There is almost certainly another reason for choosing France, which was mentioned only obliquely. France, of all EU countries, has been the most resistant to Japanese car imports.

The building of the Toyota factory, due to start producing a new mini- car to rival the Renault Twingo and Ford Ka, from 2001, is a final attempt to breach that barrier. As the centre-left newspaper, Liberation said: "The big bad wolf is in the French sheep-fold".

French car unions are already complaining that the arrival of the Japanese will place a large political spanner in the hands of Renault, Citroen and Peugeot, who will seek all kinds of labour concessions to compete with the new arrivals. None of this worried the Communist mayor of Onnaing, the tiny town just north of Valenciennes which will host Toyota."This is a joyous day," said Daniel Crepin. "We have been promised so much and so often. Now, finally, our young people can see some future here."

Valenciennes is the epicentre of a corridor of industrial dereliction which runs along the Belgian border from the Channel coast. It used to be one of the most vibrant towns in northern France, with steel, textiles and coal industries and a thriving cultural life. It still calls itself the "Athens of the North", on the strength of the colony of Impressionist painters produced by the town a century ago. But despite its naturally beneficial position at the centre of the European single market, and despite considerable foreign investment, the whole region has remained depressed.

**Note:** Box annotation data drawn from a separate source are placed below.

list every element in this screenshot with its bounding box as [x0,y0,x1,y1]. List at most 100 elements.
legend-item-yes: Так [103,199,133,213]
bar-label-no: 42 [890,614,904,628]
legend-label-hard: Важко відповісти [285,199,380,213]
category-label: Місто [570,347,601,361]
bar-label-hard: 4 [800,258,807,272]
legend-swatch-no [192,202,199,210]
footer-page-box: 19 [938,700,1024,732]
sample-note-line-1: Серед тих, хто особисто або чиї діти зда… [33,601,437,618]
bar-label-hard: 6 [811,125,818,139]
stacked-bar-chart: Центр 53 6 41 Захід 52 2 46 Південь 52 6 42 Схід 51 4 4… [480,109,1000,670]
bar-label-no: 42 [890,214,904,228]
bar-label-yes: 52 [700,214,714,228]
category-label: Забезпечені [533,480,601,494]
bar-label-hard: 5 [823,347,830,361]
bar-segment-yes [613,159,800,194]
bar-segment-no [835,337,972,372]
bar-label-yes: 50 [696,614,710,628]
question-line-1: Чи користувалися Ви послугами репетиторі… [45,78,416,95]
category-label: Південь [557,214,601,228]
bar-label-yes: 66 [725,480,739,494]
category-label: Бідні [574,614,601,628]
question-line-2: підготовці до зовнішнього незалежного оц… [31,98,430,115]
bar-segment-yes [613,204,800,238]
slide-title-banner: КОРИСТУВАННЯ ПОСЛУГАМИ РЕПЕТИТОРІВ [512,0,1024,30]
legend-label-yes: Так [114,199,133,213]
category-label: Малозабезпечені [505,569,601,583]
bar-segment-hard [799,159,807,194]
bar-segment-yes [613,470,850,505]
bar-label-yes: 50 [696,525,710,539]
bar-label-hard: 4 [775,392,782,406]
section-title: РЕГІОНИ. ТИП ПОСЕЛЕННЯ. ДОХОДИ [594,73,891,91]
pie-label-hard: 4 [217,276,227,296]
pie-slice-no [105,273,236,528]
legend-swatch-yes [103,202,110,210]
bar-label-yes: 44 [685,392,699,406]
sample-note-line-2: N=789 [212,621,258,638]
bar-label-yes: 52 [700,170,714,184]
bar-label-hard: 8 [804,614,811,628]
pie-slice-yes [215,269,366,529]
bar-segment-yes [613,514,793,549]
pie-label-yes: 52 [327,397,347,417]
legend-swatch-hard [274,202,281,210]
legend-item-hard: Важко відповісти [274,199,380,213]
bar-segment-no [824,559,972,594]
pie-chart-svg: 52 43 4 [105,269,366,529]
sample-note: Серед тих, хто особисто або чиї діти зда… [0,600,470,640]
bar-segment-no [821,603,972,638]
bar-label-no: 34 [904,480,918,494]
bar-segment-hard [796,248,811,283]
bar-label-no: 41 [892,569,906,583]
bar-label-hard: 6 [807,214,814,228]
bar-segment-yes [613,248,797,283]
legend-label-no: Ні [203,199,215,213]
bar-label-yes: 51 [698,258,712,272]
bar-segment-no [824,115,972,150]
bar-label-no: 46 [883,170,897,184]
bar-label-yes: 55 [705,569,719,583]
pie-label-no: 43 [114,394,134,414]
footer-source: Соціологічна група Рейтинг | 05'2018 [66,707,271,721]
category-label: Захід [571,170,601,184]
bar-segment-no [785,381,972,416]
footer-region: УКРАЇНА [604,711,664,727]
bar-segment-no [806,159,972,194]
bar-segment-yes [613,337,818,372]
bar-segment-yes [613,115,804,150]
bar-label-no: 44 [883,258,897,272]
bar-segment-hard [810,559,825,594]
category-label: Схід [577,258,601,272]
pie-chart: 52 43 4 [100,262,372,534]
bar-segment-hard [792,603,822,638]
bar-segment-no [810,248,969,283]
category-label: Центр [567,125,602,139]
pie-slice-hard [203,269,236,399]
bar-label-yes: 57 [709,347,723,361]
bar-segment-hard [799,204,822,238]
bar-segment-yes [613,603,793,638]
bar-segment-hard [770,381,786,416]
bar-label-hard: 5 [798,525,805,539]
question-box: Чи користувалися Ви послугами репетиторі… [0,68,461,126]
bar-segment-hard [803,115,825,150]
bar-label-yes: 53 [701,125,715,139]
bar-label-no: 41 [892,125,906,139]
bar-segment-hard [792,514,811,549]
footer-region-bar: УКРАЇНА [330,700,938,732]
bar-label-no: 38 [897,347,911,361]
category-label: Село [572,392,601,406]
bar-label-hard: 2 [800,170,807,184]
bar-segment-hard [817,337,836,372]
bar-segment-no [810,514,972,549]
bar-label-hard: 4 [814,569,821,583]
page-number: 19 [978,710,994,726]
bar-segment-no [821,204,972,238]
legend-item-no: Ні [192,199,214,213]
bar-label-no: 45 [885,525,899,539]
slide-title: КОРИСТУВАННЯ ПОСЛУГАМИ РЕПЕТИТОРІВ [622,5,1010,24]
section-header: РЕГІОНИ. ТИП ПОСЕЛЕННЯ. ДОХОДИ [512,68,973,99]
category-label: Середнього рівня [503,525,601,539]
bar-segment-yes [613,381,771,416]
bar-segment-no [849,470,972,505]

The coming of Toyota suggests that the greatest natural advantage of northern France - its location - may be producing dividends at last.

Burnaston

"To be honest, I'm glad Toyota have gone to France, we're quite happy as we are" said Riba Rich as she strolled with a friend through the Derbyshire village of Burnaston.

In the distance was the sprawling cream-coloured complex of Toyota UK, which opened seven years ago.

"I'm sorry we won't be getting the jobs here, but we didn't when Toyota first arrived.

"Most people at the plant were unemployed and came from Coventry or Birmingham or they came over from Japan.

"We are a farming village really although we only have two working farms here now.

"One of the farms was bought up by Toyota. I must admit we were scared at the time. We thought everything would change and we didn't want that because there aren't many villages like Burnaston left.

"We don't have a shop, a church, a pub or even a post office. All we have is the meeting hall. We are just a sleepy rural village."

Mrs Rich, who has lived in Burnaston for 40 years, walked on, down the narrow main street which was empty, past the large well-cared for houses, one or two of them now home to managers at Toyota UK including a Japanese family.

"We get students here asking about Toyota as part of their study projects. They've been coming for the last four years and I tell them to ask their teachers why they can't think of something else to do."

Mrs Rich laughed at the idea with a friend who worked briefly for Toyota as a secretary and preferred not to be named.

But she said: "If anything it's more of an embarrassment to the Government that Toyota are going to France rather than a disappointment to us. We are happy as we are and don't want to see any further expansion."

Toyota is investing pounds 260m at its Burnaston plant to launch the Avensis model and is extending the plant to build the Corolla. It also currently recruiting staff. At the factory the deputy managing director Bryan Jackson said: "We are not disappointed. We take Toyota's decision to build a second plant in Europe as an endorsement of what we have achieved."